The CBK data on diaspora remittances also reflects the rising flows, that hit a monthly record of Sh25.5 billion ($253.7 million) in May.
Cumulatively for the first five months of the year, the remittances stood at Sh112 billion ($1.11 billion), a 52 per cent increase over the same period in 2017, when cumulative remittances stood at Sh73.6 billion ($732.7 million).
The shilling has been a beneficiary of the influx of foreign currency, appreciating by 2.7 per cent against the dollar this year, bucking the global trend that has seen the major frontier and emerging market currencies shed value against the greenback.
Other African countries’ currencies have shed value against the dollar, including Uganda (-2.6 per cent), Tanzania (-1.7 per cent), Rwanda (-0.8 per cent), South Africa (-6.7 per cent) and Nigeria (-0.5 per cent).
A strengthening of the shilling has also fuelled the build-up of foreign currency, dealers say, with companies and individuals seeking exchange gains in future taking up the greenback.

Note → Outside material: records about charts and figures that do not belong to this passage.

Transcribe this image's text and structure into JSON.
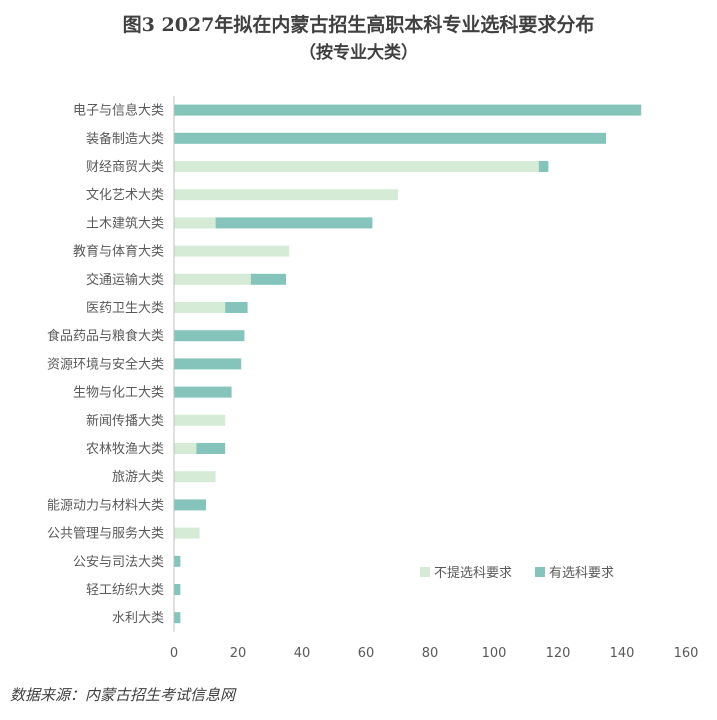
{
  "title": "图3  2027年拟在内蒙古招生高职本科专业选科要求分布",
  "subtitle": "（按专业大类）",
  "source": "数据来源：内蒙古招生考试信息网",
  "colors": {
    "no_req": "#d5ebd5",
    "has_req": "#85c4bb",
    "axis": "#bfbfbf"
  },
  "chart_data": {
    "type": "bar",
    "orientation": "horizontal",
    "stacked": true,
    "categories": [
      "电子与信息大类",
      "装备制造大类",
      "财经商贸大类",
      "文化艺术大类",
      "土木建筑大类",
      "教育与体育大类",
      "交通运输大类",
      "医药卫生大类",
      "食品药品与粮食大类",
      "资源环境与安全大类",
      "生物与化工大类",
      "新闻传播大类",
      "农林牧渔大类",
      "旅游大类",
      "能源动力与材料大类",
      "公共管理与服务大类",
      "公安与司法大类",
      "轻工纺织大类",
      "水利大类"
    ],
    "series": [
      {
        "name": "不提选科要求",
        "values": [
          0,
          0,
          114,
          70,
          13,
          36,
          24,
          16,
          0,
          0,
          0,
          16,
          7,
          13,
          0,
          8,
          0,
          0,
          0
        ]
      },
      {
        "name": "有选科要求",
        "values": [
          146,
          135,
          3,
          0,
          49,
          0,
          11,
          7,
          22,
          21,
          18,
          0,
          9,
          0,
          10,
          0,
          2,
          2,
          2
        ]
      }
    ],
    "xlim": [
      0,
      160
    ],
    "xticks": [
      0,
      20,
      40,
      60,
      80,
      100,
      120,
      140,
      160
    ],
    "legend": "bottom-right"
  }
}
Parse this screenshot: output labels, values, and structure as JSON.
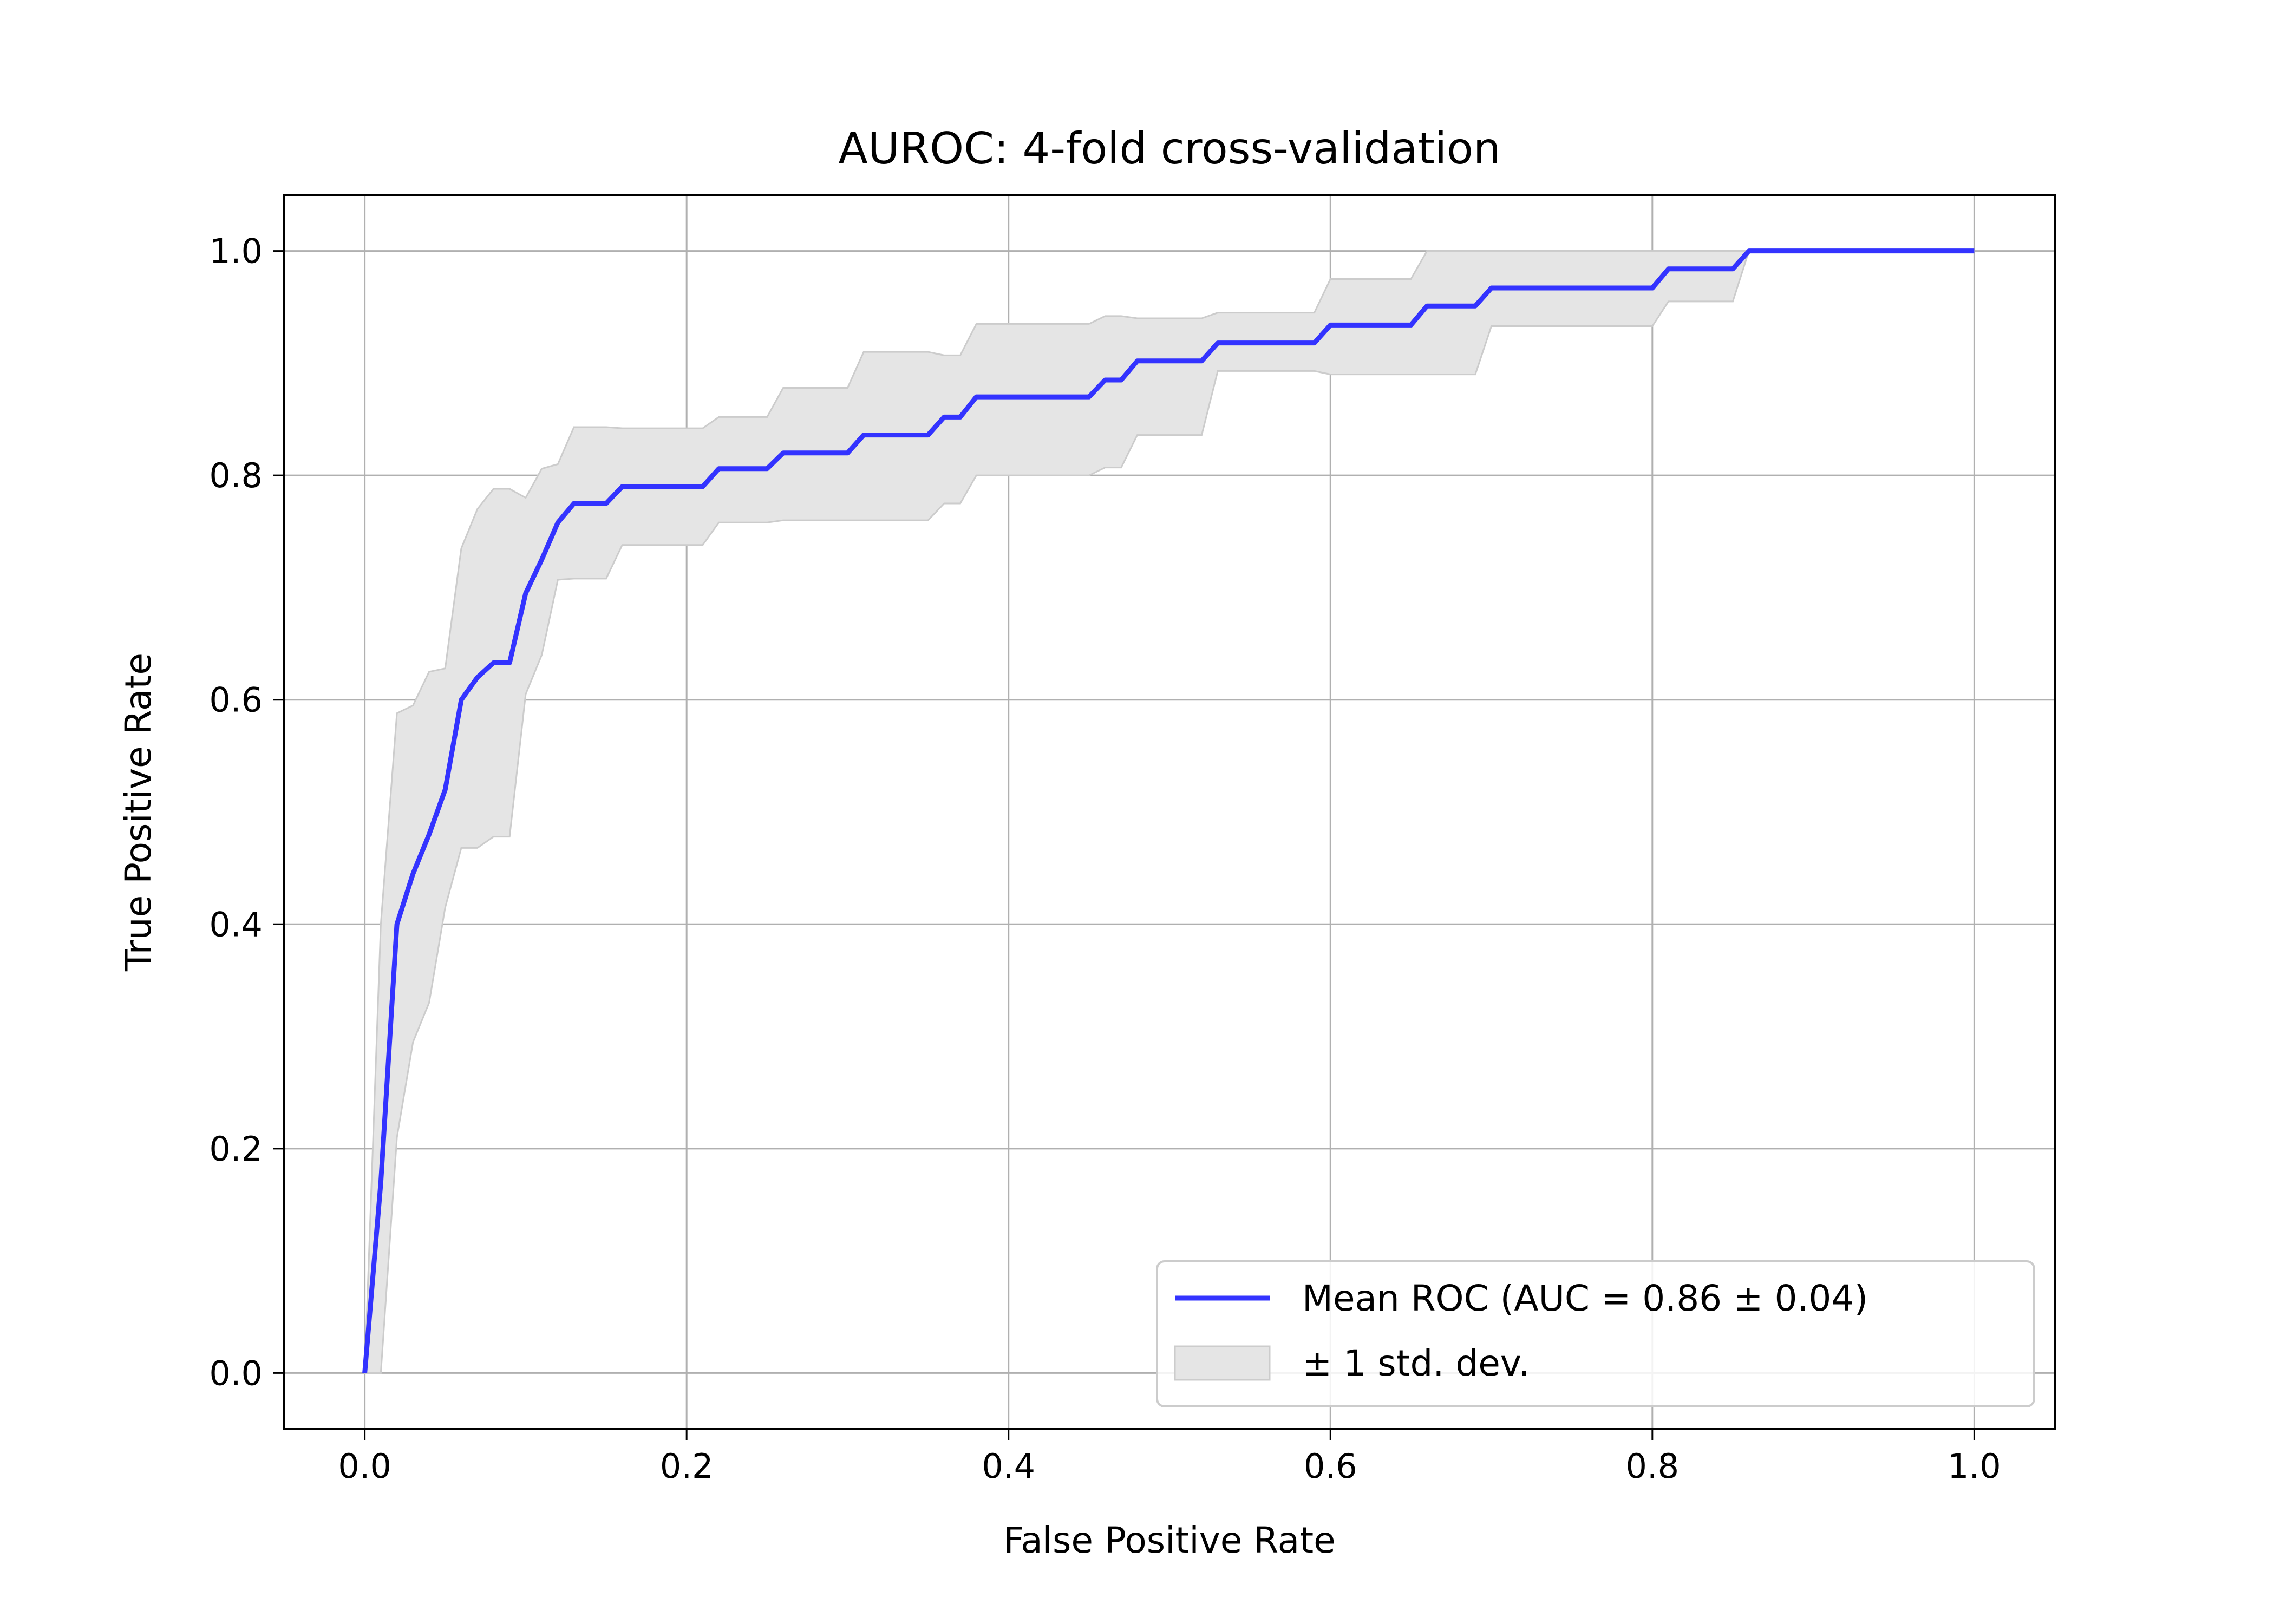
{
  "chart_data": {
    "type": "line",
    "title": "AUROC: 4-fold cross-validation",
    "xlabel": "False Positive Rate",
    "ylabel": "True Positive Rate",
    "xlim": [
      -0.05,
      1.05
    ],
    "ylim": [
      -0.05,
      1.05
    ],
    "xticks": [
      "0.0",
      "0.2",
      "0.4",
      "0.6",
      "0.8",
      "1.0"
    ],
    "yticks": [
      "0.0",
      "0.2",
      "0.4",
      "0.6",
      "0.8",
      "1.0"
    ],
    "grid": true,
    "legend_position": "lower-right",
    "colors": {
      "mean_line": "#3333ff",
      "band_fill": "#e5e5e5",
      "band_edge": "#cccccc",
      "grid": "#b0b0b0"
    },
    "series": [
      {
        "name": "Mean ROC (AUC = 0.86 ± 0.04)",
        "x": [
          0.0,
          0.01,
          0.02,
          0.03,
          0.04,
          0.05,
          0.06,
          0.07,
          0.08,
          0.09,
          0.1,
          0.11,
          0.12,
          0.13,
          0.15,
          0.16,
          0.21,
          0.22,
          0.25,
          0.26,
          0.3,
          0.31,
          0.35,
          0.36,
          0.37,
          0.38,
          0.45,
          0.46,
          0.47,
          0.48,
          0.52,
          0.53,
          0.59,
          0.6,
          0.65,
          0.66,
          0.69,
          0.7,
          0.8,
          0.81,
          0.85,
          0.86,
          1.0
        ],
        "y": [
          0.0,
          0.17,
          0.4,
          0.445,
          0.48,
          0.52,
          0.6,
          0.62,
          0.633,
          0.633,
          0.695,
          0.725,
          0.758,
          0.775,
          0.775,
          0.79,
          0.79,
          0.806,
          0.806,
          0.82,
          0.82,
          0.836,
          0.836,
          0.852,
          0.852,
          0.87,
          0.87,
          0.885,
          0.885,
          0.902,
          0.902,
          0.918,
          0.918,
          0.934,
          0.934,
          0.951,
          0.951,
          0.967,
          0.967,
          0.984,
          0.984,
          1.0,
          1.0
        ]
      }
    ],
    "band": {
      "name": "± 1 std. dev.",
      "x": [
        0.0,
        0.01,
        0.02,
        0.03,
        0.04,
        0.05,
        0.06,
        0.07,
        0.08,
        0.09,
        0.1,
        0.11,
        0.12,
        0.13,
        0.15,
        0.16,
        0.21,
        0.22,
        0.25,
        0.26,
        0.3,
        0.31,
        0.35,
        0.36,
        0.37,
        0.38,
        0.45,
        0.46,
        0.47,
        0.48,
        0.52,
        0.53,
        0.59,
        0.6,
        0.65,
        0.66,
        0.69,
        0.7,
        0.8,
        0.81,
        0.85,
        0.86,
        1.0
      ],
      "upper": [
        0.0,
        0.4,
        0.588,
        0.595,
        0.625,
        0.628,
        0.735,
        0.77,
        0.788,
        0.788,
        0.78,
        0.806,
        0.81,
        0.843,
        0.843,
        0.842,
        0.842,
        0.852,
        0.852,
        0.878,
        0.878,
        0.91,
        0.91,
        0.907,
        0.907,
        0.935,
        0.935,
        0.942,
        0.942,
        0.94,
        0.94,
        0.945,
        0.945,
        0.975,
        0.975,
        1.0,
        1.0,
        1.0,
        1.0,
        1.0,
        1.0,
        1.0,
        1.0
      ],
      "lower": [
        0.0,
        0.0,
        0.21,
        0.295,
        0.33,
        0.415,
        0.468,
        0.468,
        0.478,
        0.478,
        0.605,
        0.64,
        0.707,
        0.708,
        0.708,
        0.738,
        0.738,
        0.758,
        0.758,
        0.76,
        0.76,
        0.76,
        0.76,
        0.775,
        0.775,
        0.8,
        0.8,
        0.807,
        0.807,
        0.836,
        0.836,
        0.893,
        0.893,
        0.89,
        0.89,
        0.89,
        0.89,
        0.933,
        0.933,
        0.955,
        0.955,
        1.0,
        1.0
      ]
    }
  }
}
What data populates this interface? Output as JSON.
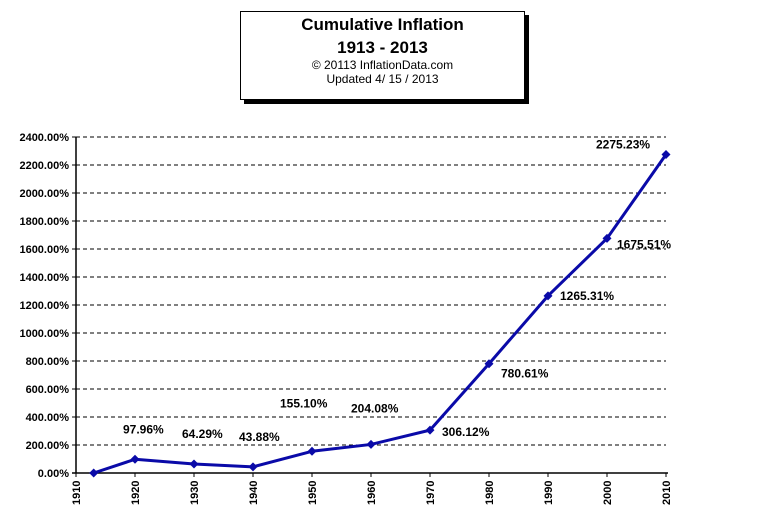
{
  "header": {
    "title_line1": "Cumulative Inflation",
    "title_line2": "1913 - 2013",
    "copyright": "© 20113 InflationData.com",
    "updated": "Updated   4/ 15 / 2013"
  },
  "chart_data": {
    "type": "line",
    "title": "Cumulative Inflation 1913 - 2013",
    "xlabel": "",
    "ylabel": "",
    "xlim": [
      1910,
      2010
    ],
    "ylim": [
      0,
      2400
    ],
    "x_ticks": [
      "1910",
      "1920",
      "1930",
      "1940",
      "1950",
      "1960",
      "1970",
      "1980",
      "1990",
      "2000",
      "2010"
    ],
    "y_ticks": [
      "0.00%",
      "200.00%",
      "400.00%",
      "600.00%",
      "800.00%",
      "1000.00%",
      "1200.00%",
      "1400.00%",
      "1600.00%",
      "1800.00%",
      "2000.00%",
      "2200.00%",
      "2400.00%"
    ],
    "grid": true,
    "series": [
      {
        "color": "#0a0aa8",
        "points": [
          {
            "x": 1913,
            "y": 0,
            "label": ""
          },
          {
            "x": 1920,
            "y": 97.96,
            "label": "97.96%"
          },
          {
            "x": 1930,
            "y": 64.29,
            "label": "64.29%"
          },
          {
            "x": 1940,
            "y": 43.88,
            "label": "43.88%"
          },
          {
            "x": 1950,
            "y": 155.1,
            "label": "155.10%"
          },
          {
            "x": 1960,
            "y": 204.08,
            "label": "204.08%"
          },
          {
            "x": 1970,
            "y": 306.12,
            "label": "306.12%"
          },
          {
            "x": 1980,
            "y": 780.61,
            "label": "780.61%"
          },
          {
            "x": 1990,
            "y": 1265.31,
            "label": "1265.31%"
          },
          {
            "x": 2000,
            "y": 1675.51,
            "label": "1675.51%"
          },
          {
            "x": 2010,
            "y": 2275.23,
            "label": "2275.23%"
          }
        ]
      }
    ]
  }
}
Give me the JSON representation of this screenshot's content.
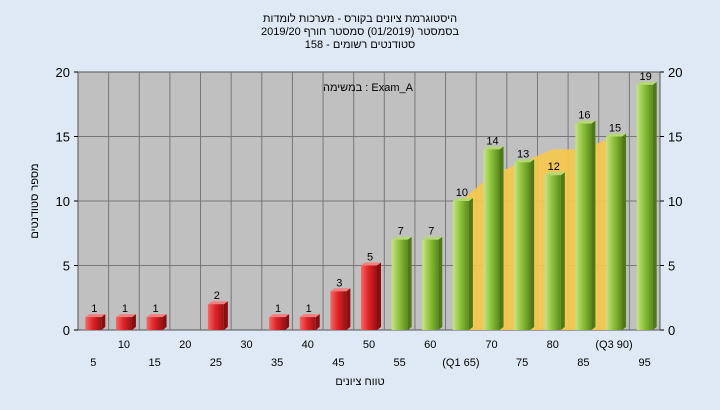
{
  "chart_data": {
    "type": "bar",
    "title_lines": [
      "היסטוגרמת ציונים בקורס - מערכות לומדות",
      "בסמסטר  (01/2019)  סמסטר חורף 2019/20",
      "סטודנטים רשומים - 158"
    ],
    "annotation": "במשימה : Exam_A",
    "xlabel": "טווח ציונים",
    "ylabel": "מספר סטודנטים",
    "ylim": [
      0,
      20
    ],
    "yticks": [
      0,
      5,
      10,
      15,
      20
    ],
    "categories": [
      "5",
      "10",
      "15",
      "20",
      "25",
      "30",
      "35",
      "40",
      "45",
      "50",
      "55",
      "60",
      "(Q1 65)",
      "70",
      "75",
      "80",
      "85",
      "(Q3 90)",
      "95"
    ],
    "values": [
      1,
      1,
      1,
      0,
      2,
      0,
      1,
      1,
      3,
      5,
      7,
      7,
      10,
      14,
      13,
      12,
      16,
      15,
      19
    ],
    "bar_colors": {
      "fail": "#e0262a",
      "pass": "#8fc43c"
    },
    "pass_from_index": 10,
    "area_band": {
      "color": "#f6c84a",
      "from_index": 12,
      "to_index": 17,
      "values": [
        10,
        12,
        13,
        14,
        14,
        15
      ]
    },
    "grid": true,
    "plot_background": "#c0c0c0"
  }
}
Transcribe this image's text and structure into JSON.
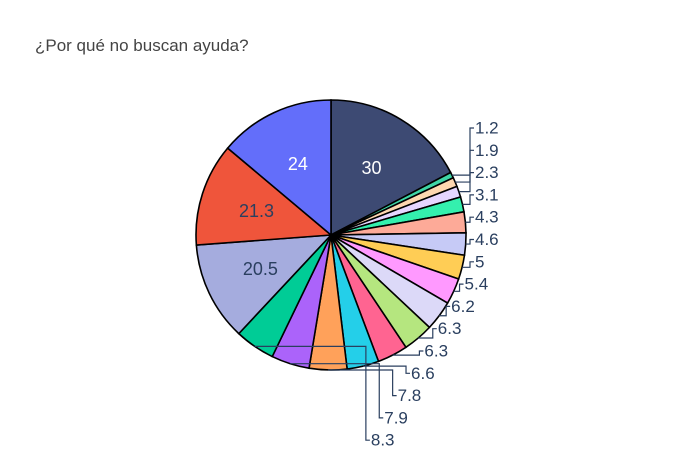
{
  "chart_data": {
    "type": "pie",
    "title": "¿Por qué no buscan ayuda?",
    "direction": "clockwise",
    "start": "12 o'clock",
    "slices": [
      {
        "label": "30",
        "value": 30,
        "color": "#3d4a73"
      },
      {
        "label": "1.2",
        "value": 1.2,
        "color": "#3fd5a6"
      },
      {
        "label": "1.9",
        "value": 1.9,
        "color": "#fdd7b0"
      },
      {
        "label": "2.3",
        "value": 2.3,
        "color": "#e6d6ff"
      },
      {
        "label": "3.1",
        "value": 3.1,
        "color": "#34f0ae"
      },
      {
        "label": "4.3",
        "value": 4.3,
        "color": "#fdaa98"
      },
      {
        "label": "4.6",
        "value": 4.6,
        "color": "#c6caf6"
      },
      {
        "label": "5",
        "value": 5,
        "color": "#ffcd55"
      },
      {
        "label": "5.4",
        "value": 5.4,
        "color": "#ff99ff"
      },
      {
        "label": "6.2",
        "value": 6.2,
        "color": "#dcd9f8"
      },
      {
        "label": "6.3",
        "value": 6.3,
        "color": "#b5e67f"
      },
      {
        "label": "6.3",
        "value": 6.3,
        "color": "#ff6491"
      },
      {
        "label": "6.6",
        "value": 6.6,
        "color": "#24cfe9"
      },
      {
        "label": "7.8",
        "value": 7.8,
        "color": "#ffa15a"
      },
      {
        "label": "7.9",
        "value": 7.9,
        "color": "#ab63fa"
      },
      {
        "label": "8.3",
        "value": 8.3,
        "color": "#00cc96"
      },
      {
        "label": "20.5",
        "value": 20.5,
        "color": "#a5acde"
      },
      {
        "label": "21.3",
        "value": 21.3,
        "color": "#ef553b"
      },
      {
        "label": "24",
        "value": 24,
        "color": "#636efa"
      }
    ]
  }
}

This is because there are pointers that the shilling could come under pressure in the medium term due to rising oil prices, especially if the current US-Iran geopolitical spat escalates (Iran is a major oil producer and US sanctions would hit global production levels and raise price).
“The current exchange rate, in light of the general trend across similar markets, makes for a compelling case to take a position now in case of future depreciation,” said a dealer at a commercial bank.
The build-up in foreign currency holdings has also come at a time when Kenya’s import bill is rising, which ideally would have seen the volume of foreign currency fall as importers use up reserves to pay for external orders.
Kenya’s trade deficit — the difference between imports and exports — widened by 8.7 per cent to Sh494.3 billion in the first five months of the year from Sh454.86 billion in a similar period in 2017.
That the volume of foreign currency in bank accounts has grown in spite of the higher imports is indicative of robust inflows beyond the traditional export sources, traders say, pointing at the growing share of remittances.
Official reserves held at the central bank have also remained healthy this year, even as the regulator continues to use dollars to service foreign debt and protect the shilling against volatility.
Latest data shows that by the end of last week, the reserves stood at $8.87 billion (Sh891.4 billion), equivalent to 5.92 months of import cover, compared to $7.06 billion (Sh709.5 billion) equivalent to 4.73 months of import cover at the beginning of this year.